Launch bounds restriction

Hello,

If i set the launch bounds as follow :

__launch_bounds__(maxThreadsPerBlock = 1024, minBlocksPerMultiprocessor)

And the actual number of register is lower than the upper limit, will there be a case where the compiler increases the number of resident block per SM in runtime?

Thanks

Abdoulaye

launch bounds is definitely a hint to the compiler and can influence register usage both up and down, depending on the actual use case.

What do you mean by increasing the number of resident blocks?

The compiler definitely tries to fulfil the boundary conditions with an as high an occupancy as makes sense. You can increase this effect by increasing the minimum blocks parameter.

Those calculations are theoretical and done at compile time.
At runtime the number of registers does not change.

The number of resident blocks can change at runtime, for example, if other kernels are already running on the same SMs.

The launch bounds use a minimum blocks per multiprocessor as parameter. The resident blocks per SM of course can be different/higher than the minimum number.

You are talking about the actual number of registers. The number of registers is a fixed value, which is known at CUDA compile time (which can be during the runtime of the program, e.g. if it is not an architecture, which was compiled yet, and you provide the PTX at runtime).

Or are you talking about a kernel, which needs some amount of registers always, and only conditionally uses more registers, e.g. within an inner if block? And want to use the less registers for more occupancy. Then this is neither known during kernel compilation nor during the runtime invocation. Those registers have to be present and reserved for the kernel.

Small exception for the number of registers being fixed:
The setmaxnreg PTX directive can change the number of registers during a kernel run (for Hopper and Blackwell with no guarantee to be upwards compatible), but not increase the overall number of registers per block.

I was referring to the programming guide and it is explaining the possibility for using higher register usage if GPU resources permit it. But, i was wondering about the number of resident block in order to maximize the occupancy as well. Indeed, the launch bounds arguments are just for setting the upper/lower limit block configuration and the actual one is only decided in runtime.

No, the launch bounds are considered, when compiling and a fixed number of registers is chosen to fulfil those bounds for the target architecture (the minimum blocks for the case, the SM is empty from other kernels). The chosen number also depends on the kernel itself, how easy it is to use less registers.
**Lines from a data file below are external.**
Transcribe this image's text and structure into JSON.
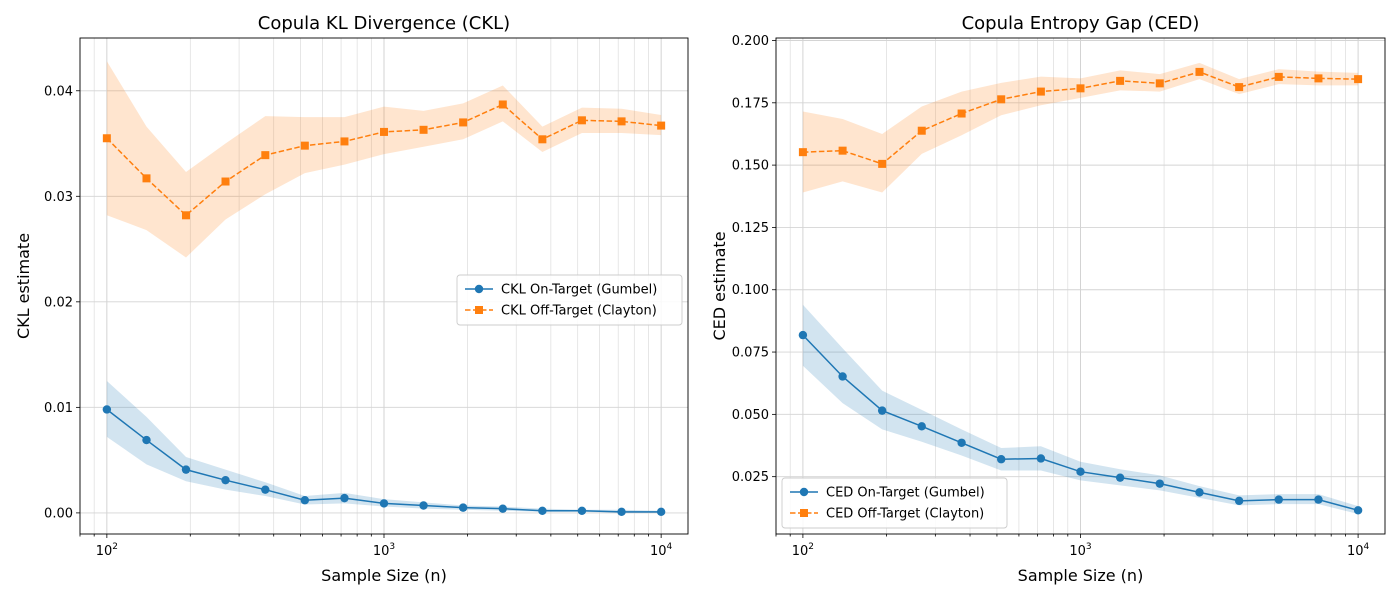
{
  "chart_data": [
    {
      "type": "line",
      "title": "Copula KL Divergence (CKL)",
      "xlabel": "Sample Size (n)",
      "ylabel": "CKL estimate",
      "xscale": "log",
      "xlim": [
        80,
        12500
      ],
      "ylim": [
        -0.002,
        0.045
      ],
      "xticks": [
        100,
        1000,
        10000
      ],
      "xtick_labels": [
        [
          "10",
          "2"
        ],
        [
          "10",
          "3"
        ],
        [
          "10",
          "4"
        ]
      ],
      "yticks": [
        0.0,
        0.01,
        0.02,
        0.03,
        0.04
      ],
      "ytick_labels": [
        "0.00",
        "0.01",
        "0.02",
        "0.03",
        "0.04"
      ],
      "grid": true,
      "legend_position": "center-right",
      "x": [
        100,
        139,
        193,
        268,
        373,
        518,
        720,
        1000,
        1389,
        1930,
        2683,
        3728,
        5179,
        7197,
        10000
      ],
      "series": [
        {
          "name": "CKL On-Target (Gumbel)",
          "color": "#1f77b4",
          "marker": "circle",
          "linestyle": "solid",
          "values": [
            0.0098,
            0.0069,
            0.0041,
            0.0031,
            0.0022,
            0.0012,
            0.0014,
            0.0009,
            0.0007,
            0.0005,
            0.0004,
            0.0002,
            0.0002,
            0.0001,
            0.0001
          ],
          "lower": [
            0.0072,
            0.0046,
            0.003,
            0.0022,
            0.0016,
            0.0008,
            0.0009,
            0.0006,
            0.0004,
            0.0003,
            0.0002,
            0.0001,
            0.0001,
            0.0,
            0.0
          ],
          "upper": [
            0.0125,
            0.0091,
            0.0053,
            0.0041,
            0.0029,
            0.0016,
            0.0019,
            0.0013,
            0.001,
            0.0007,
            0.0006,
            0.0004,
            0.0003,
            0.0003,
            0.0002
          ]
        },
        {
          "name": "CKL Off-Target (Clayton)",
          "color": "#ff7f0e",
          "marker": "square",
          "linestyle": "dashed",
          "values": [
            0.0355,
            0.0317,
            0.0282,
            0.0314,
            0.0339,
            0.0348,
            0.0352,
            0.0361,
            0.0363,
            0.037,
            0.0387,
            0.0354,
            0.0372,
            0.0371,
            0.0367
          ],
          "lower": [
            0.0282,
            0.0268,
            0.0242,
            0.0278,
            0.0302,
            0.0322,
            0.033,
            0.034,
            0.0347,
            0.0354,
            0.0371,
            0.0342,
            0.036,
            0.036,
            0.0358
          ],
          "upper": [
            0.0428,
            0.0366,
            0.0323,
            0.035,
            0.0376,
            0.0375,
            0.0375,
            0.0385,
            0.0381,
            0.0388,
            0.0405,
            0.0366,
            0.0384,
            0.0383,
            0.0377
          ]
        }
      ]
    },
    {
      "type": "line",
      "title": "Copula Entropy Gap (CED)",
      "xlabel": "Sample Size (n)",
      "ylabel": "CED estimate",
      "xscale": "log",
      "xlim": [
        80,
        12500
      ],
      "ylim": [
        0.002,
        0.201
      ],
      "xticks": [
        100,
        1000,
        10000
      ],
      "xtick_labels": [
        [
          "10",
          "2"
        ],
        [
          "10",
          "3"
        ],
        [
          "10",
          "4"
        ]
      ],
      "yticks": [
        0.025,
        0.05,
        0.075,
        0.1,
        0.125,
        0.15,
        0.175,
        0.2
      ],
      "ytick_labels": [
        "0.025",
        "0.050",
        "0.075",
        "0.100",
        "0.125",
        "0.150",
        "0.175",
        "0.200"
      ],
      "grid": true,
      "legend_position": "lower-left",
      "x": [
        100,
        139,
        193,
        268,
        373,
        518,
        720,
        1000,
        1389,
        1930,
        2683,
        3728,
        5179,
        7197,
        10000
      ],
      "series": [
        {
          "name": "CED On-Target (Gumbel)",
          "color": "#1f77b4",
          "marker": "circle",
          "linestyle": "solid",
          "values": [
            0.0818,
            0.0652,
            0.0515,
            0.0452,
            0.0386,
            0.032,
            0.0323,
            0.027,
            0.0246,
            0.0222,
            0.0187,
            0.0153,
            0.0158,
            0.0158,
            0.0115
          ],
          "lower": [
            0.0695,
            0.0545,
            0.044,
            0.039,
            0.0335,
            0.0275,
            0.0275,
            0.0235,
            0.0215,
            0.0195,
            0.0165,
            0.0135,
            0.014,
            0.014,
            0.01
          ],
          "upper": [
            0.094,
            0.0765,
            0.0595,
            0.0518,
            0.044,
            0.0365,
            0.0372,
            0.031,
            0.028,
            0.0255,
            0.0212,
            0.0175,
            0.018,
            0.018,
            0.0132
          ]
        },
        {
          "name": "CED Off-Target (Clayton)",
          "color": "#ff7f0e",
          "marker": "square",
          "linestyle": "dashed",
          "values": [
            0.1552,
            0.1558,
            0.1505,
            0.1638,
            0.1707,
            0.1764,
            0.1795,
            0.1808,
            0.1838,
            0.1828,
            0.1874,
            0.1813,
            0.1854,
            0.1848,
            0.1845
          ],
          "lower": [
            0.139,
            0.1435,
            0.139,
            0.1545,
            0.162,
            0.17,
            0.174,
            0.177,
            0.18,
            0.1795,
            0.1845,
            0.1785,
            0.1825,
            0.182,
            0.182
          ],
          "upper": [
            0.1715,
            0.1685,
            0.1625,
            0.1735,
            0.1795,
            0.183,
            0.1855,
            0.1848,
            0.188,
            0.1865,
            0.191,
            0.1845,
            0.1885,
            0.1875,
            0.187
          ]
        }
      ]
    }
  ]
}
The result is a certain number of needed registers, similar to maxrregcount. And only this needed number of registers (together with the other resources like shared memory and number of threads per block) contributes to the occupancy.

The direct parameters of the launch bound are considered during compile-time (for determining the number of registers), not during runtime.

It is like a simulation run to find the suitable register numbers.

1 Like